1---no evidence is given to demonstrate that those people who work in O C but live elsewhere cannot really understand the business and politics of the city. Maybe most of the businessmen in O C come from other cities. If it is the case, it is impossible that they do not truly known the situation of OC. On the contrary, they are just those who are aware of the business and politics there most clearly.
2---the author unfairly assumes that only those local residents pay taxes to its government, which lacks evidence. As the author points out in the argument, there are people works in O C but they do not live there. Then the possibility that some local residents living in O C work in other places exists. It is highly possible that they do not understand the local business clearly as expected.

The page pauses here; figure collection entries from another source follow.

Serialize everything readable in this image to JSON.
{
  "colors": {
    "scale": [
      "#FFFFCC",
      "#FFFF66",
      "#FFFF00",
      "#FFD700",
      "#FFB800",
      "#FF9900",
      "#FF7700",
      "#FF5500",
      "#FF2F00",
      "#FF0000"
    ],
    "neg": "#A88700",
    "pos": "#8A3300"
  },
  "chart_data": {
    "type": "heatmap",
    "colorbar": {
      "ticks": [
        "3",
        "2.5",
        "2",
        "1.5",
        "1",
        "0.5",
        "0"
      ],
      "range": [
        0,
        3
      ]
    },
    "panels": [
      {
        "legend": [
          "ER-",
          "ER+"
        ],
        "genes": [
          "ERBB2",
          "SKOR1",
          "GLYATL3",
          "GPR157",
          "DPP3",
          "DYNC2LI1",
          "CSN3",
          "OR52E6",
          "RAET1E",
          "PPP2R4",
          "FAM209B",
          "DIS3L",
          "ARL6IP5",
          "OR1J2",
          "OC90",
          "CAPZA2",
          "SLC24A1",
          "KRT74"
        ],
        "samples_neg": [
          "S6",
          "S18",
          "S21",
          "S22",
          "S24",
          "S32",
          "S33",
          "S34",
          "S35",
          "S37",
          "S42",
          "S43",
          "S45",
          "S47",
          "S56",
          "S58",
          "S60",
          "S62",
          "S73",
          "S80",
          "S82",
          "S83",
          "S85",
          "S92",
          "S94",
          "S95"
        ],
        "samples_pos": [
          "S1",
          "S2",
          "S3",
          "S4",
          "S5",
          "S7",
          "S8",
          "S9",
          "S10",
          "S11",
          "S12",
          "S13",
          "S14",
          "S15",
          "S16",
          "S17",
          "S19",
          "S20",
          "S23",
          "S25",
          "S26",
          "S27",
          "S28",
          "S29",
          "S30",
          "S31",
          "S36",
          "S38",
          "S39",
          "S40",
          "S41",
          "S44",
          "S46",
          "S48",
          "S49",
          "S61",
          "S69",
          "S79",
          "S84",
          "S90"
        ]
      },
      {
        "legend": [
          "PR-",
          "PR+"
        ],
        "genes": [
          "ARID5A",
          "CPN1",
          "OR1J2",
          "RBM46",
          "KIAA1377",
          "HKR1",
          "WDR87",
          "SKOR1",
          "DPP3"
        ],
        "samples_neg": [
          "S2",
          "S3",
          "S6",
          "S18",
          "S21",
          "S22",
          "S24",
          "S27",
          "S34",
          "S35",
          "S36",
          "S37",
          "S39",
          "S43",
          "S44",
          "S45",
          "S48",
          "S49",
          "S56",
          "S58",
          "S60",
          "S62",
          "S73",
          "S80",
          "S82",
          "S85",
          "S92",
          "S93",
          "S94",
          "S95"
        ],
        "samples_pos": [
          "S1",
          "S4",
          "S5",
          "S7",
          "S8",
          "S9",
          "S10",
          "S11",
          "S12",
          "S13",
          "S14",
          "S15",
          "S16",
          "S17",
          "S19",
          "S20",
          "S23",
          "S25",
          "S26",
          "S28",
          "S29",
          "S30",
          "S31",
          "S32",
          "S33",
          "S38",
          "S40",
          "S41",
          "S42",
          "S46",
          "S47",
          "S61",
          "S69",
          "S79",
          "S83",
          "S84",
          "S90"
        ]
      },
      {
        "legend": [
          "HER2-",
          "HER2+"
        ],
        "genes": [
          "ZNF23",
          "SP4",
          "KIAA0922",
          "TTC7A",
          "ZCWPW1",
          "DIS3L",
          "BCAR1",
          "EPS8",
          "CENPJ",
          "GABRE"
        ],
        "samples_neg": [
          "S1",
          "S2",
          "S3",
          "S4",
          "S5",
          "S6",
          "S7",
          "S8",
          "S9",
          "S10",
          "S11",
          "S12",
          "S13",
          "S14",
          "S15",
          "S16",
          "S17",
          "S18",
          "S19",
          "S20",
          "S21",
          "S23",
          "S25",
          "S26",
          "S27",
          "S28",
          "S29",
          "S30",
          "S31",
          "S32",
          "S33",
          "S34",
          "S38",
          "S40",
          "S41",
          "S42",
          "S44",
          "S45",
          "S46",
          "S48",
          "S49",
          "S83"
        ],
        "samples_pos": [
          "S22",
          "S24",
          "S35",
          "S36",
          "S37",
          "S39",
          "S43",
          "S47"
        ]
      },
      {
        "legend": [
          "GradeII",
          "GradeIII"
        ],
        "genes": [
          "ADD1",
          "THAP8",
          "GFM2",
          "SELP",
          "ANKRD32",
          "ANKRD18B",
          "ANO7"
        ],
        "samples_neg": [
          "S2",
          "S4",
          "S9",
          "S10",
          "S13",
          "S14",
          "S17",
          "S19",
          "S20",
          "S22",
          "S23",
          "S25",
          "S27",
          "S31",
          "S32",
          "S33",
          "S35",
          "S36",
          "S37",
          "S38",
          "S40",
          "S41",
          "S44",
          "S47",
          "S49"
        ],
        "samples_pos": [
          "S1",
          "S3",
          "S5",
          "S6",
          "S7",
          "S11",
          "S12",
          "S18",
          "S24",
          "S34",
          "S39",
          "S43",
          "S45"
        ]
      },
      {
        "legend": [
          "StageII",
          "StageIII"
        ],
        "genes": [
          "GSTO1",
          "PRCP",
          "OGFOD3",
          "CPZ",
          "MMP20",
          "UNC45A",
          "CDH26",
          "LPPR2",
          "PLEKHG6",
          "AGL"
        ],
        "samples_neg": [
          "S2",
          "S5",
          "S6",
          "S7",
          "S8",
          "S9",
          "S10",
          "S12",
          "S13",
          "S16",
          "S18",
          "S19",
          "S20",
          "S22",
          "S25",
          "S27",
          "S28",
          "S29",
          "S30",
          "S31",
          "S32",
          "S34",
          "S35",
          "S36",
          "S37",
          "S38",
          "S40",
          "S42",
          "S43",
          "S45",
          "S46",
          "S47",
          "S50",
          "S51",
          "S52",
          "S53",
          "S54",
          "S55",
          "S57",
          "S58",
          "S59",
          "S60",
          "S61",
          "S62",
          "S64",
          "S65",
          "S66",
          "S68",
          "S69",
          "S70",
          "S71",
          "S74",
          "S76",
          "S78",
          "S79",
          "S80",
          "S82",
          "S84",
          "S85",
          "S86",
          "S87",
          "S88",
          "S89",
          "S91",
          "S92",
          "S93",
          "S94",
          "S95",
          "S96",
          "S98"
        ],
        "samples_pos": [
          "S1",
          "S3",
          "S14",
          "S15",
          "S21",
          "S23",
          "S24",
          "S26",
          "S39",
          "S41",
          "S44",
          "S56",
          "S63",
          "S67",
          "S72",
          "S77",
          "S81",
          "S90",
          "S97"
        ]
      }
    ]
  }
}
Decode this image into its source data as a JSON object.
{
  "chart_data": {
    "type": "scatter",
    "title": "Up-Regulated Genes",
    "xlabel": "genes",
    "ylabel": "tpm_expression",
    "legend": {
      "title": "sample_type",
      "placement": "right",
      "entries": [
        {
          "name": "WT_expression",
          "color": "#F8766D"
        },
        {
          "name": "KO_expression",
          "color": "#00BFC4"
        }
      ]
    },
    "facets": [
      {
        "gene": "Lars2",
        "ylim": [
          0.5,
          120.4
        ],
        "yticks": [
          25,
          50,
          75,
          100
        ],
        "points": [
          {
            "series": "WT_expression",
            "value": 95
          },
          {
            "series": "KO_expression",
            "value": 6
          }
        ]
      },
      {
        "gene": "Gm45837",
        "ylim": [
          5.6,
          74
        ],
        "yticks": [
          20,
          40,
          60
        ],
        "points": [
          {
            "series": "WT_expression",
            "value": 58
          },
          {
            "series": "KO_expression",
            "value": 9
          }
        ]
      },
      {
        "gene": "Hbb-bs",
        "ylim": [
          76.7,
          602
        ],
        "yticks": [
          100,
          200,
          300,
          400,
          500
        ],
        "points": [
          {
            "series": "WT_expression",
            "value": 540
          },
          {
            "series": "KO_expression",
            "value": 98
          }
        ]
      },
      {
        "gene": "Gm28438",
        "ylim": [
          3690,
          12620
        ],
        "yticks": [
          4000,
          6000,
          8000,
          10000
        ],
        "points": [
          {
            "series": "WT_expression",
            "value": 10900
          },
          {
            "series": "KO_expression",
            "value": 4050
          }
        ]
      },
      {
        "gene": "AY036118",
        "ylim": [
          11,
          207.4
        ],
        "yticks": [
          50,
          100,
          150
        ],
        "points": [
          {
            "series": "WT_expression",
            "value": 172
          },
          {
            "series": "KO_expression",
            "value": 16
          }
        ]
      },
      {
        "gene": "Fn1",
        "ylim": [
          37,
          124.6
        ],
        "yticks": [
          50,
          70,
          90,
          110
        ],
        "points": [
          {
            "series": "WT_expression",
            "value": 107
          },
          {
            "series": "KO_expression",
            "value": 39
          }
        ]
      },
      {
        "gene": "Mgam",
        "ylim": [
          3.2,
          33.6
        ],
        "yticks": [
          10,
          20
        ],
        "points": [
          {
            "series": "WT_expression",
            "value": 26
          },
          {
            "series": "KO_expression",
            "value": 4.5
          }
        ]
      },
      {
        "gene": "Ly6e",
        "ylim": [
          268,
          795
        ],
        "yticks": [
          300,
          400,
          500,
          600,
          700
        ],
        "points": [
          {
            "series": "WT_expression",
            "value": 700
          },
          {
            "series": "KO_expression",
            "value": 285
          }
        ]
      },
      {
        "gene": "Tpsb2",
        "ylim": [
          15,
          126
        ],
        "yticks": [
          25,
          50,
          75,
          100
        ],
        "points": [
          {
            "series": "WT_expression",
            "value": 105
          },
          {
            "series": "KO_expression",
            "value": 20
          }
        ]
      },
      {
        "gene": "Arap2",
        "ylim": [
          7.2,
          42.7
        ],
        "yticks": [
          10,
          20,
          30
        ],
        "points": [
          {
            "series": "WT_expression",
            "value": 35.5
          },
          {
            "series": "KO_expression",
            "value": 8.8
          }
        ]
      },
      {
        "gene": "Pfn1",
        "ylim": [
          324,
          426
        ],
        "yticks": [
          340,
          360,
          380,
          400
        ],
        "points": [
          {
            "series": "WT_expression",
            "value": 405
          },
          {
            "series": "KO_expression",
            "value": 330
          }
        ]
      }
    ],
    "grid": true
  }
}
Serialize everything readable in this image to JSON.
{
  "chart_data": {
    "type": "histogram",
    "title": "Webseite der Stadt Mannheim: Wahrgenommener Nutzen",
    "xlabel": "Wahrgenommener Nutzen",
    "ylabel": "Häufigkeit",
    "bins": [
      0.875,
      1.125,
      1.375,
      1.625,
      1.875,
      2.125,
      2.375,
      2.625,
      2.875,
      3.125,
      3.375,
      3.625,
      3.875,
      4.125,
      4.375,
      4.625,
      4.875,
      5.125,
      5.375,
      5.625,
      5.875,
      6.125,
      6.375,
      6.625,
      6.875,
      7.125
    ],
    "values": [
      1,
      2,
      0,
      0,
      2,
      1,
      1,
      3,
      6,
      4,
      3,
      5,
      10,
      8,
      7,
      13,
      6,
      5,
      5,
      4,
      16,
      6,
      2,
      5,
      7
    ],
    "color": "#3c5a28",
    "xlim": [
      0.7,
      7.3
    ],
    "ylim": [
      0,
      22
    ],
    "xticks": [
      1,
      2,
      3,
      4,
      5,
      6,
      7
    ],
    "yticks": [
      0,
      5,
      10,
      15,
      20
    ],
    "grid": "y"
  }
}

3---the author conducts a false analogy between E C and OC .He or she ignores the differences of them. Though in the past ten years only 25 nonresidents were included in the E C'Club, no information indicates that they did not play an important role in the club because the total number of members in the club is not pointed out. If there are 50 members in the club totally during the past years, conclusion will be reached that nonresidents should not be ignored in the process of electing members. On the other hand, if it is true in E C the nonresidents are not important/are not dominated as supposed, the detailed situation concerning those nonresidents in O C remains unknown, which causes the claim unconvincing. Thus the suggestion will lead to disappointment and discontent of nonresidents in O C.